Nothing in this announcement or the Tender Offer Memorandum or the electronic transmission thereof constitutes an offer to buy or the solicitation of an offer to sell Notes (and tenders of Notes for purchase pursuant to the Offer will not be accepted from any Noteholder) in any circumstances in which such offer or solicitation is unlawful. In any jurisdiction where the securities, blue sky or other laws require the Offer to be made by a licensed broker or dealer and either of the Dealer Managers or any of their respective affiliates is such a licensed broker or dealer in such jurisdiction, the Offer shall be deemed to be made by such Dealer Manager or affiliate, as the case may be, on behalf of the Offeror in such jurisdiction.
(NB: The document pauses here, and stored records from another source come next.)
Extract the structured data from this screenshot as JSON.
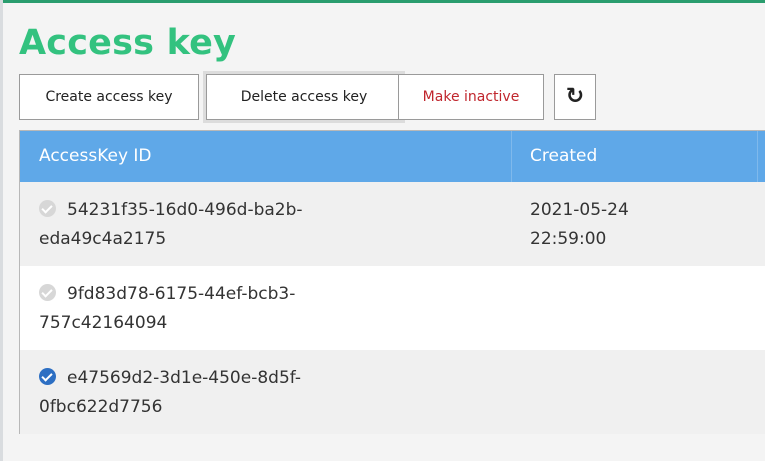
{
  "page": {
    "title": "Access key"
  },
  "toolbar": {
    "create_label": "Create access key",
    "delete_label": "Delete access key",
    "inactive_label": "Make inactive",
    "refresh_icon": "refresh-icon",
    "refresh_glyph": "↻"
  },
  "table": {
    "columns": [
      "AccessKey ID",
      "Created"
    ],
    "rows": [
      {
        "id_line1": "54231f35-16d0-496d-ba2b-",
        "id_line2": "eda49c4a2175",
        "created_line1": "2021-05-24",
        "created_line2": "22:59:00",
        "checked": false
      },
      {
        "id_line1": "9fd83d78-6175-44ef-bcb3-",
        "id_line2": "757c42164094",
        "created_line1": "",
        "created_line2": "",
        "checked": false
      },
      {
        "id_line1": "e47569d2-3d1e-450e-8d5f-",
        "id_line2": "0fbc622d7756",
        "created_line1": "",
        "created_line2": "",
        "checked": true
      }
    ]
  },
  "colors": {
    "title": "#33c27f",
    "header_bg": "#5fa8e8",
    "danger": "#c0262d",
    "check_active": "#2d6fc3"
  }
}
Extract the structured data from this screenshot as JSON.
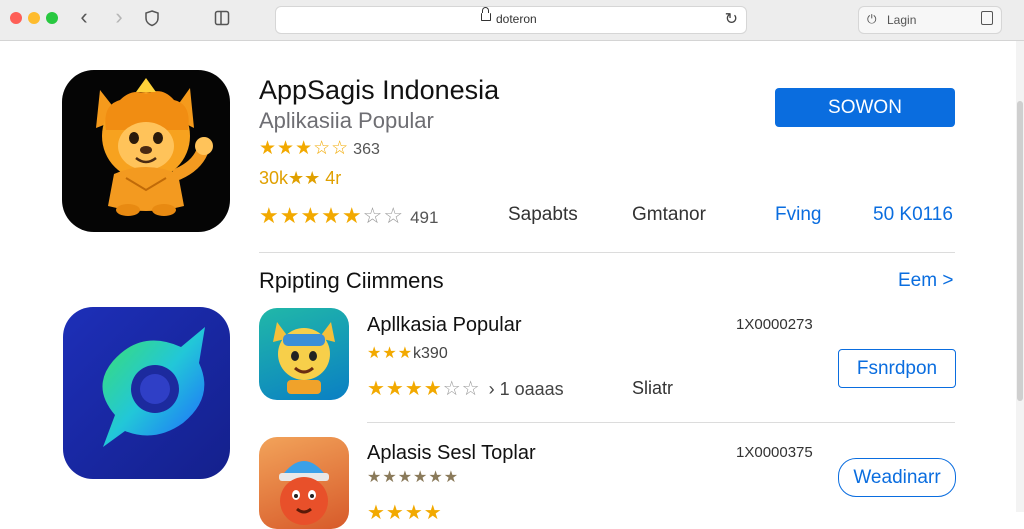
{
  "browser": {
    "url": "doteron",
    "login_label": "Lagin"
  },
  "app": {
    "title": "AppSagis Indonesia",
    "subtitle": "Aplikasiia Popular",
    "rating_row1_stars": "★★★☆☆",
    "rating_row1_count": "363",
    "rating_row2_text": "30k★★ 4r",
    "rating_row3_stars": "★★★★★",
    "rating_row3_empty": "☆☆",
    "rating_row3_count": "491",
    "stats": [
      "Sapabts",
      "Gmtanor",
      "Fving",
      "50 K0116"
    ],
    "get_button": "SOWON"
  },
  "section": {
    "title": "Rpipting Ciimmens",
    "see_all": "Eem >"
  },
  "list": [
    {
      "title": "Apllkasia Popular",
      "rank": "1X0000273",
      "rating_small": "★★★",
      "rating_small_count": "k390",
      "stars": "★★★★",
      "stars_empty": "☆☆",
      "count": "› 1 oaaas",
      "meta": "Sliatr",
      "button": "Fsnrdpon"
    },
    {
      "title": "Aplasis Sesl Toplar",
      "rank": "1X0000375",
      "rating_small": "★★★★★★",
      "rating_small_count": "",
      "stars": "★★★★",
      "stars_empty": "",
      "count": "",
      "meta": "",
      "button": "Weadinarr"
    }
  ],
  "colors": {
    "accent": "#0a6ddf",
    "star": "#f2a900"
  }
}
Each holder of Notes participating in the Offer will be deemed to give certain representations in respect of the jurisdictions referred to above and generally as set out in the Tender Offer Memorandum. Any tender of Notes for purchase pursuant to the Offer from a Noteholder that is unable to make these representations will not be accepted. Each of the Offeror, the Dealer Managers and the Tender Agent reserves the right, in its absolute discretion, to investigate, in relation to any tender of Notes for purchase pursuant to the Offer, whether any such representation given by a Noteholder is correct and, if such investigation is undertaken and as a result the Offeror determines (for any reason) that such representation is not correct, such tender may be rejected.